[mythtv-users] Fwd: Find orphans.py
Raymond Wagner
raymond at wagnerrp.com
Sat Jul 2 16:25:55 UTC 2011
On 7/2/2011 08:24, Travus Elm - discoverpc.NET wrote:
> my mythtv setup
>
> master server at home
> master server at work
>
> the at work server sends files with rsync to home server
> and i have a script that inserts the data of the recordings to the
> home server
> would like to run this script of yours to remove old orphans files but
> it looks like it is going to flag all the recordings from the
> charter-slave-backend as not there but they are there and work.
>
> what do i need to do to edit it so it thinks that the files are there
> thanks
There are two operating modes for find_orphans.py. You can either run
for a whole system, or run for a single host. The process when you run
for a whole system is as follows.
1. Try to access all recording storage groups on ALL hosts (not just the
host is designed for), and get a list of content. Any subdirectories
are ignored.
2. Get a list of all recordings known by the system.
3. Remove all filenames that match a recording known by the system.
This handles duplicates as well, for the event a user has the same
directories NFS mapped on multiple directories.
4. Remove all filenames that match the basename of a recording known by
the system. This handles any snapshots, as well as temporary and old
files from transcoding.
5. Filter remaining content based off extension, and display for
optional deletion.
This will recognize any content as long as it is anywhere on the
system. The only chance I know of for a false positive is if you have a
slave backend, with content only stored on that slave backend, and it is
currently powered down such that the script cannot get a file list. Any
content only stored on that backend will be marked as orphaned, and this
is working as intended. It will actually have false negatives if it
finds a recording on a host different from what MythTV expects.

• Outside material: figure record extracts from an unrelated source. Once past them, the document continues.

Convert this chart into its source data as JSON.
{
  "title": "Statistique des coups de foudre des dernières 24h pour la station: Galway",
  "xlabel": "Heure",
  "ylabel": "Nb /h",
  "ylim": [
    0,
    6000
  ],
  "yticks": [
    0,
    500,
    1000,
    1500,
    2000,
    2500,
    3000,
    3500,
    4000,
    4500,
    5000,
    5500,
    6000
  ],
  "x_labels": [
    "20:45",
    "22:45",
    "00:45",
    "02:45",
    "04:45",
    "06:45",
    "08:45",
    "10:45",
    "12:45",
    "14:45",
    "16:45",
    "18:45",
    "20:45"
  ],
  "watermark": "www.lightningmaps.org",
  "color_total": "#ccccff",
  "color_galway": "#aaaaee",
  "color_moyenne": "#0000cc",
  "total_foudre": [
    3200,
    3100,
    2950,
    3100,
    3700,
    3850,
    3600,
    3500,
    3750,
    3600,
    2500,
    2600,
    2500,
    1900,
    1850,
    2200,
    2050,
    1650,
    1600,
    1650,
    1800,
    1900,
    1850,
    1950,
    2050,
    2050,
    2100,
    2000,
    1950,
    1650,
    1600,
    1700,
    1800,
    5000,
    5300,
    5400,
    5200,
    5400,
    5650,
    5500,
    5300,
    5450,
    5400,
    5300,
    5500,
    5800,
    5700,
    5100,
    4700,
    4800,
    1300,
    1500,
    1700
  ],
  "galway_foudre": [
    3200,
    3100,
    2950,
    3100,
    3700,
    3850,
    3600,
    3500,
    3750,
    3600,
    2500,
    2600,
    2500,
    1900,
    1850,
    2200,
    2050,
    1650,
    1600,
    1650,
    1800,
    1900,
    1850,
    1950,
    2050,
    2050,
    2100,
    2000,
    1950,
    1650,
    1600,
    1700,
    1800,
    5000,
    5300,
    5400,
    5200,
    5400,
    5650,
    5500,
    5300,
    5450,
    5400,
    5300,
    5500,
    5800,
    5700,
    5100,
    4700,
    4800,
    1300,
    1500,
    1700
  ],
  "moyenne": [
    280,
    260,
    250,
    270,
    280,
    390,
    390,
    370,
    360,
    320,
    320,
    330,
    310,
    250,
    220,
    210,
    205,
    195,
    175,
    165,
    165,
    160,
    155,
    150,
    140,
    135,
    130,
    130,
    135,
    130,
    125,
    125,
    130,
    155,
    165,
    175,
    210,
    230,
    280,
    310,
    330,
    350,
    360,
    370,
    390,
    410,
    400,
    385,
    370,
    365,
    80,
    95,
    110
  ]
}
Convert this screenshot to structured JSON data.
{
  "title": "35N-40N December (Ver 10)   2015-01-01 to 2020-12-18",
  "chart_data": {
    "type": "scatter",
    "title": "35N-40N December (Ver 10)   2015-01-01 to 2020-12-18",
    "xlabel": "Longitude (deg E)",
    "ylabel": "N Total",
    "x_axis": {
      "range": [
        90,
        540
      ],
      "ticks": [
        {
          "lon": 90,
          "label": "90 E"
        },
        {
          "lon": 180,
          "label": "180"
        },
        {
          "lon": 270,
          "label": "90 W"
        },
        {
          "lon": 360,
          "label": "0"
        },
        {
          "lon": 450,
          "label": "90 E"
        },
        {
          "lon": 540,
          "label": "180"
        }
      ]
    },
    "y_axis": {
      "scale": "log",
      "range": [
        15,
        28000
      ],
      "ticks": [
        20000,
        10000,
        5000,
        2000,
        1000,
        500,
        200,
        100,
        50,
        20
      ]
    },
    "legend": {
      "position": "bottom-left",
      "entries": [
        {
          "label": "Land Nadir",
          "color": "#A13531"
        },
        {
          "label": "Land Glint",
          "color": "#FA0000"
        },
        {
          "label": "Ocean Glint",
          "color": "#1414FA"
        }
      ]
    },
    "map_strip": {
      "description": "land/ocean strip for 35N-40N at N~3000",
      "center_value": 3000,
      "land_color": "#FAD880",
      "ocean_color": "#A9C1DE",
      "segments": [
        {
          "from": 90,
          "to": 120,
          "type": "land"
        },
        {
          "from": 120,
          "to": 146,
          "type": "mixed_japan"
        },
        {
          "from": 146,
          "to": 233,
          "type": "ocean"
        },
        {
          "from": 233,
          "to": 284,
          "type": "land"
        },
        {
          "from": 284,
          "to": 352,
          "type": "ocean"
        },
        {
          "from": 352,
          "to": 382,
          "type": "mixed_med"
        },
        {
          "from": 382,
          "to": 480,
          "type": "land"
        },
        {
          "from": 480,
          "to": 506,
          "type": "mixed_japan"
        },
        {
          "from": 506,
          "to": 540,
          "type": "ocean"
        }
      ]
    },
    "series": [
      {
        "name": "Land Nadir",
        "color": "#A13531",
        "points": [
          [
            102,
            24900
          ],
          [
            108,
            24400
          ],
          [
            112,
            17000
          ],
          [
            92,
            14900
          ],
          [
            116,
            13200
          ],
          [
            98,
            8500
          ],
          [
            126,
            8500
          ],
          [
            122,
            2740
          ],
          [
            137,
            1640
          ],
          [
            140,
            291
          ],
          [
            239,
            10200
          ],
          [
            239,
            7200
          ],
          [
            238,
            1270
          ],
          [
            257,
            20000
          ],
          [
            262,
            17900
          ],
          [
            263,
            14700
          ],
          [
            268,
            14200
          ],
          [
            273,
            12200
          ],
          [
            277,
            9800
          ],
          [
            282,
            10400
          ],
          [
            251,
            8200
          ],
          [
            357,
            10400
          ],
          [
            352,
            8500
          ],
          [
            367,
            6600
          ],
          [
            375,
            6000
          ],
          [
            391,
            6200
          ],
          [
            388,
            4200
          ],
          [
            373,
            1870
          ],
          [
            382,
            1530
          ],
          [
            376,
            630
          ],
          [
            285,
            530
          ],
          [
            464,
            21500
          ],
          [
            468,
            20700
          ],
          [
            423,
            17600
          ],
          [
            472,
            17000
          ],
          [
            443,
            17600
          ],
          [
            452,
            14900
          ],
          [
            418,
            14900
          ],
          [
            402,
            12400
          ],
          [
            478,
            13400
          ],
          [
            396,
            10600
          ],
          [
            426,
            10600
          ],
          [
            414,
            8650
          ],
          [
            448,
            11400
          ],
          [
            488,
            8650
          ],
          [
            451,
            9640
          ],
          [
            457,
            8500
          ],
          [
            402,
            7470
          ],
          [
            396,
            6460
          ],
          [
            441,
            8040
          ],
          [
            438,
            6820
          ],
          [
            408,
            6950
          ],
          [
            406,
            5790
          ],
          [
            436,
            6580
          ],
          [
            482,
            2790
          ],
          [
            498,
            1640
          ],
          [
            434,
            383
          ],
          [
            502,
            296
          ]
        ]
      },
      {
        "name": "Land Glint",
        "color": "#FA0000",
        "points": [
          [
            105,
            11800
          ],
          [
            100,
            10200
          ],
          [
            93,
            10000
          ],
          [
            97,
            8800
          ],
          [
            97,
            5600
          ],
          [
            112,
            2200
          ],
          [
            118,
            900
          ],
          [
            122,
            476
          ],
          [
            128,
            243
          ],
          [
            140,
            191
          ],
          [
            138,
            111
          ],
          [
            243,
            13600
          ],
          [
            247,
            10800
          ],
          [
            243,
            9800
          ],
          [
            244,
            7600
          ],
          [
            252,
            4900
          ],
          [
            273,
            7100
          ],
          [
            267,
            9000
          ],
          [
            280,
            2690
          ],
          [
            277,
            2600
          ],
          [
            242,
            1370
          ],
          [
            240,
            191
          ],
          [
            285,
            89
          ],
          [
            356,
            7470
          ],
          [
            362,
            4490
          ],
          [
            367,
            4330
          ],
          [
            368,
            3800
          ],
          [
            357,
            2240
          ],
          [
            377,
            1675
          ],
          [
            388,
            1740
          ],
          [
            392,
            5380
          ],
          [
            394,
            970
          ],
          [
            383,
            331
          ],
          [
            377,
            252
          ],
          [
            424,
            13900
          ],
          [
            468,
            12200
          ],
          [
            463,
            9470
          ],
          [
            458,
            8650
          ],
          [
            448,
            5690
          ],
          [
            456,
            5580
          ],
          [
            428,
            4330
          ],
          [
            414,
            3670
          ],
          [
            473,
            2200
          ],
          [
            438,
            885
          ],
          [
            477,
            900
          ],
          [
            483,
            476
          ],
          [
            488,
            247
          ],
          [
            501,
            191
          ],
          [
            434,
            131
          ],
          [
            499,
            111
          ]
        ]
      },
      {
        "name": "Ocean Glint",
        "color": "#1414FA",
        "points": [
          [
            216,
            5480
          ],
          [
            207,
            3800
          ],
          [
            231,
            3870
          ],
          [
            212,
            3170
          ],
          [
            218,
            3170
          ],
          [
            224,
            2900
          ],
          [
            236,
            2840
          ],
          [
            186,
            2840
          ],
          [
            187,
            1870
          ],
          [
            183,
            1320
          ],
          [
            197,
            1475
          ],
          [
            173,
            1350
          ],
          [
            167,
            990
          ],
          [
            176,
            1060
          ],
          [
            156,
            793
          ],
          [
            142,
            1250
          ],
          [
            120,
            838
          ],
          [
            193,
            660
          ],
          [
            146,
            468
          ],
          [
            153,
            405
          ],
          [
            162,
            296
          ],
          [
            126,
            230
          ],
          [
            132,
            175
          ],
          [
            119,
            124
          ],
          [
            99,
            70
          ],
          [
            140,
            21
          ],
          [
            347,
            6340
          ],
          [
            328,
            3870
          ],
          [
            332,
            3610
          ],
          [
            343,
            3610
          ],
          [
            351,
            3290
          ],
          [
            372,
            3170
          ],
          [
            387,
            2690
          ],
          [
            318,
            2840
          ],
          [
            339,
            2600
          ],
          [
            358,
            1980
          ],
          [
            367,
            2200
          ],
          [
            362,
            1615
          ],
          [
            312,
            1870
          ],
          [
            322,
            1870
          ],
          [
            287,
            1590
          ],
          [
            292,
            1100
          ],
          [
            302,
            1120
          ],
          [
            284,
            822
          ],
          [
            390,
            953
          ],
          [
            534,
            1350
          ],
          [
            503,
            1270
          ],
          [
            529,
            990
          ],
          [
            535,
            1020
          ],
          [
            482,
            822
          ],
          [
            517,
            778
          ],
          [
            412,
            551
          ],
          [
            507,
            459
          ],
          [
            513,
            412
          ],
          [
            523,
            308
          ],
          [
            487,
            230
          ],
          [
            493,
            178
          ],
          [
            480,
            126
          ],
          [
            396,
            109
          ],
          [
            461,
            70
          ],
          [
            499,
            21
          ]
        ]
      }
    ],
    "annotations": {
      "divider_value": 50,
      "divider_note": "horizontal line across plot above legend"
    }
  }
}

If instead, you specify a host to operate on through the command line,
the first two steps are a bit different. The storage groups searched
are only those defined for that specific host. It does not handle
groups inherited from the master backend. The recordings it knows about
are only those that are supposed to exist on that host, not any for the
whole system. There are a number of scenarios where this may cause
problems.
If running on a slave backend, that uses storage definitions inherited
from the master backend, all content in those folders will not be
scanned by this script, and instead marked as an orphaned recording. If
running on a master backend that shares its storage out to slave
backends, the slaves may have stored content in those directories that
does not belong to a recording known by the master backend, and the
script will mark it as an orphaned video file.